Some employers will say they were not acting “wrongfully” in that they were intending to protect the health of employees. However, justifying criminal intimidation to protect the health of others would require substantial evidence to justify the action. We doubt that most employers did any research or performed any due diligence to support the threat of job loss.
Businesses
Many businesses refused services to persons who were not vaccinated. This was actual punishment for abstaining from taking an experimental treatment.
Media
As discussed on the Public Messaging page, there are several Criminal Code offences that apply to the media in its reporting on Covid-19 issues. Intimidation is one of them. The media did not initiate the threats to inflict punishment. But the media was a party in relentlessly broadcasting the threats and fabricating messages and reporting to support the threats for the purpose of coercing persons into being vaccinated.
Government mandates
All levels of government, federal, provincial, and municipal, made mandates punishing those who did not comply with masking and vaccination. This led to an unprecedented loss of freedom for a large number of Canadians. In many cases there were admissions that the loss of freedom (punishment) was to coerce persons to get vaccinated.
Most governments will say that they were not acting wrongfully and that they were acting legally. They will try to justify their actions saying there was a health emergency. The difficulty the governments will have will be to prove with evidence:
that there was an emergency to justify the unprecedented infringement on freedom, and
that the measured taken are supported by reasonable science, and
that the measures taken were the least restrictive to address any public health concern.

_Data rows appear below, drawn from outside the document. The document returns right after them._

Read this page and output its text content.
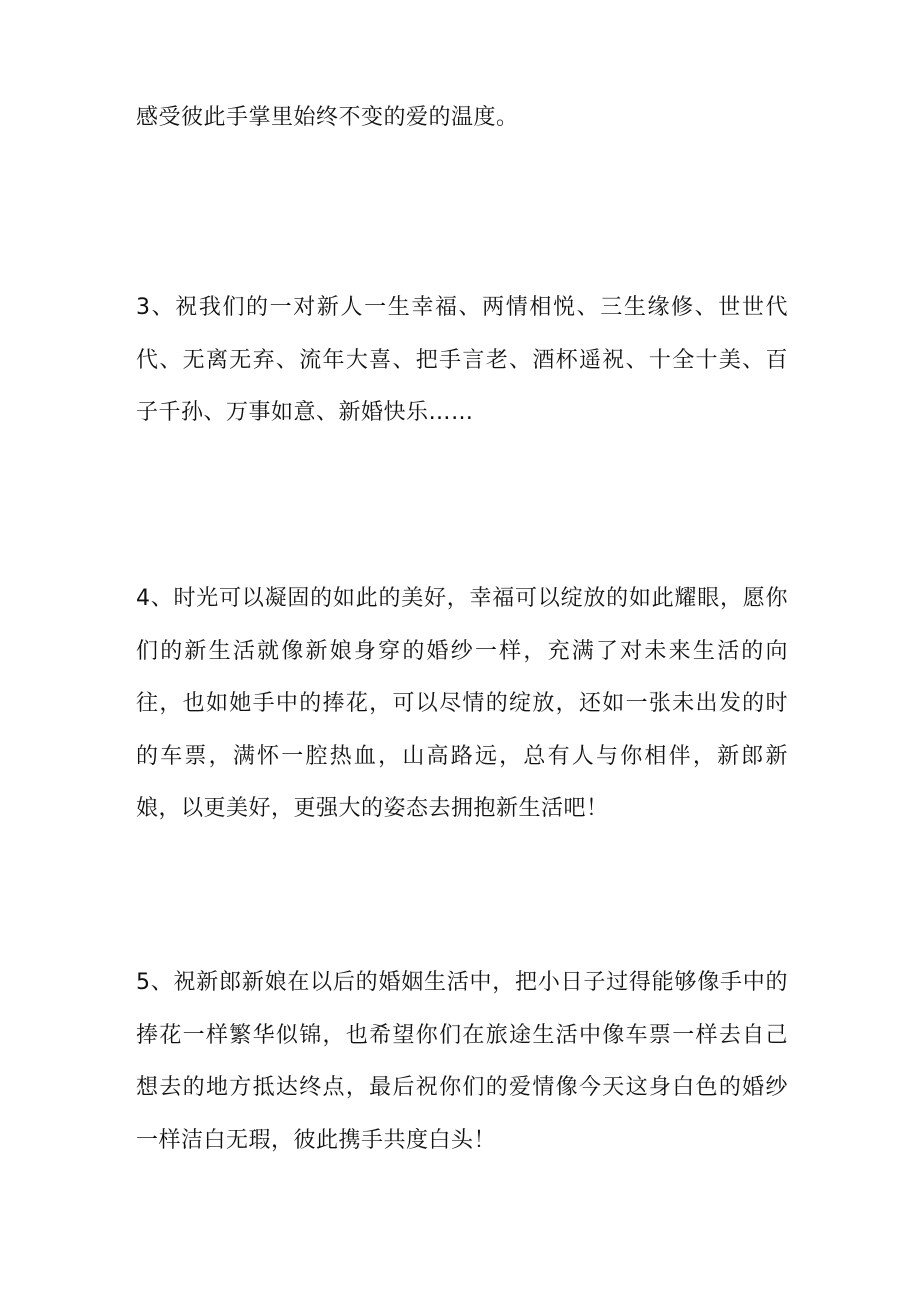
感受彼此手掌里始终不变的爱的温度。

3、祝我们的一对新人一生幸福、两情相悦、三生缘修、世世代代、无离无弃、流年大喜、把手言老、酒杯遥祝、十全十美、百子千孙、万事如意、新婚快乐……

4、时光可以凝固的如此的美好，幸福可以绽放的如此耀眼，愿你们的新生活就像新娘身穿的婚纱一样，充满了对未来生活的向往，也如她手中的捧花，可以尽情的绽放，还如一张未出发的时的车票，满怀一腔热血，山高路远，总有人与你相伴，新郎新娘，以更美好，更强大的姿态去拥抱新生活吧！

5、祝新郎新娘在以后的婚姻生活中，把小日子过得能够像手中的捧花一样繁华似锦，也希望你们在旅途生活中像车票一样去自己想去的地方抵达终点，最后祝你们的爱情像今天这身白色的婚纱一样洁白无瑕，彼此携手共度白头！
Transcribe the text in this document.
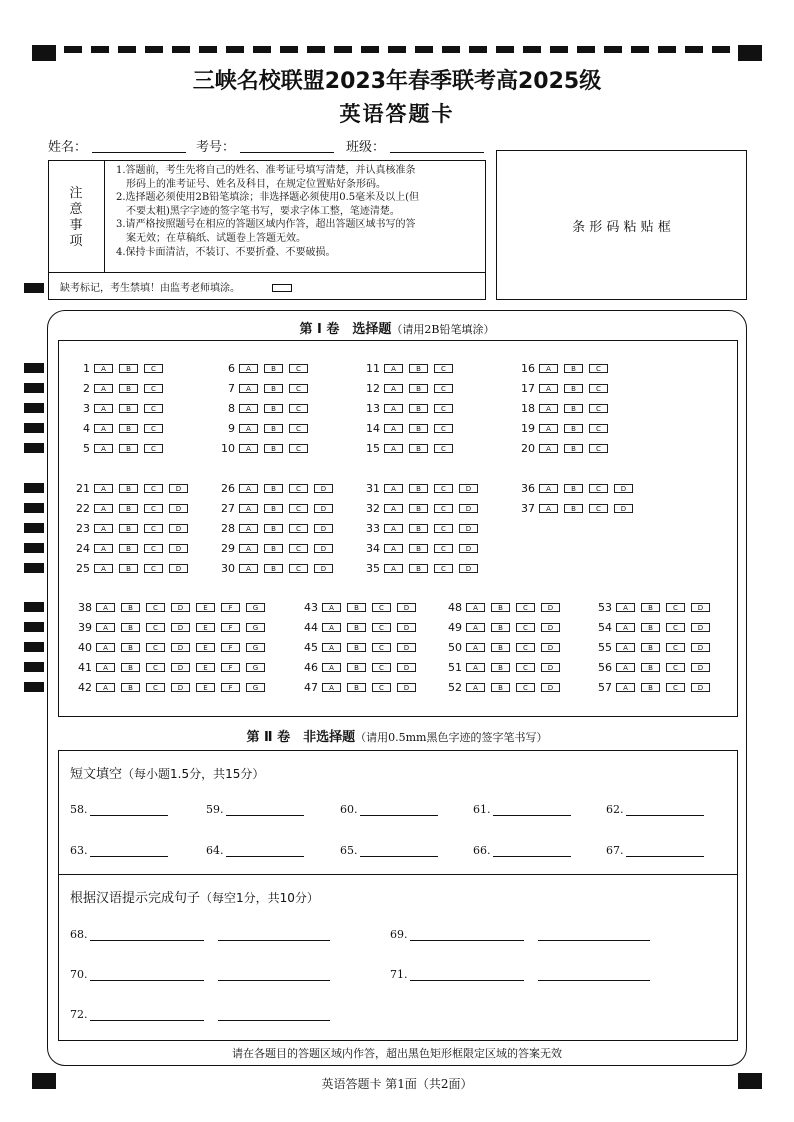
三峡名校联盟2023年春季联考高2025级
英语答题卡
姓名：	考号：	班级：
注
意
事
项
1.答题前，考生先将自己的姓名、准考证号填写清楚，并认真核准条
形码上的准考证号、姓名及科目，在规定位置贴好条形码。
2.选择题必须使用2B铅笔填涂；非选择题必须使用0.5毫米及以上(但
不要太粗)黑字字迹的签字笔书写，要求字体工整，笔迹清楚。
3.请严格按照题号在相应的答题区域内作答，超出答题区域书写的答
案无效；在草稿纸、试题卷上答题无效。
4.保持卡面清洁，不装订、不要折叠、不要破损。
缺考标记，考生禁填！由监考老师填涂。
条 形 码 粘 贴 框
第 Ⅰ 卷　选择题（请用2B铅笔填涂）
1	A	B	C
2	A	B	C
3	A	B	C
4	A	B	C
5	A	B	C
6	A	B	C
7	A	B	C
8	A	B	C
9	A	B	C
10	A	B	C
11	A	B	C
12	A	B	C
13	A	B	C
14	A	B	C
15	A	B	C
16	A	B	C
17	A	B	C
18	A	B	C
19	A	B	C
20	A	B	C
21	A	B	C	D
22	A	B	C	D
23	A	B	C	D
24	A	B	C	D
25	A	B	C	D
26	A	B	C	D
27	A	B	C	D
28	A	B	C	D
29	A	B	C	D
30	A	B	C	D
31	A	B	C	D
32	A	B	C	D
33	A	B	C	D
34	A	B	C	D
35	A	B	C	D
36	A	B	C	D
37	A	B	C	D
38	A	B	C	D	E	F	G
39	A	B	C	D	E	F	G
40	A	B	C	D	E	F	G
41	A	B	C	D	E	F	G
42	A	B	C	D	E	F	G
43	A	B	C	D
44	A	B	C	D
45	A	B	C	D
46	A	B	C	D
47	A	B	C	D
48	A	B	C	D
49	A	B	C	D
50	A	B	C	D
51	A	B	C	D
52	A	B	C	D
53	A	B	C	D
54	A	B	C	D
55	A	B	C	D
56	A	B	C	D
57	A	B	C	D
第 Ⅱ 卷　非选择题（请用0.5mm黑色字迹的签字笔书写）
短文填空（每小题1.5分，共15分）
58.	59.	60.	61.	62.
63.	64.	65.	66.	67.
根据汉语提示完成句子（每空1分，共10分）
68.	69.
70.	71.
72.
请在各题目的答题区域内作答，超出黑色矩形框限定区域的答案无效
英语答题卡 第1面（共2面）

Governments will have to prove these points because of s. 1 of the Canadian Charter of Rights and Freedoms (the “Charter”). The Charter contains many of our rights and freedoms. However, these rights are not absolute. Section 1 of the Charter allows them to be breached as follows:
The Canadian Charter of Rights and Freedoms guarantees the rights and freedoms set out in it subject only to such reasonable limits prescribed by law as can be demonstrably justified in a free and democratic society.
Under this test, the practice is for the party alleging a violation of a Charter right to prove that there has been a violation. The burden of proof then switches to the party seeking to justify the Charter breach to show that the violation was both prescribed by law, and demonstrably justified in a free and democratic society.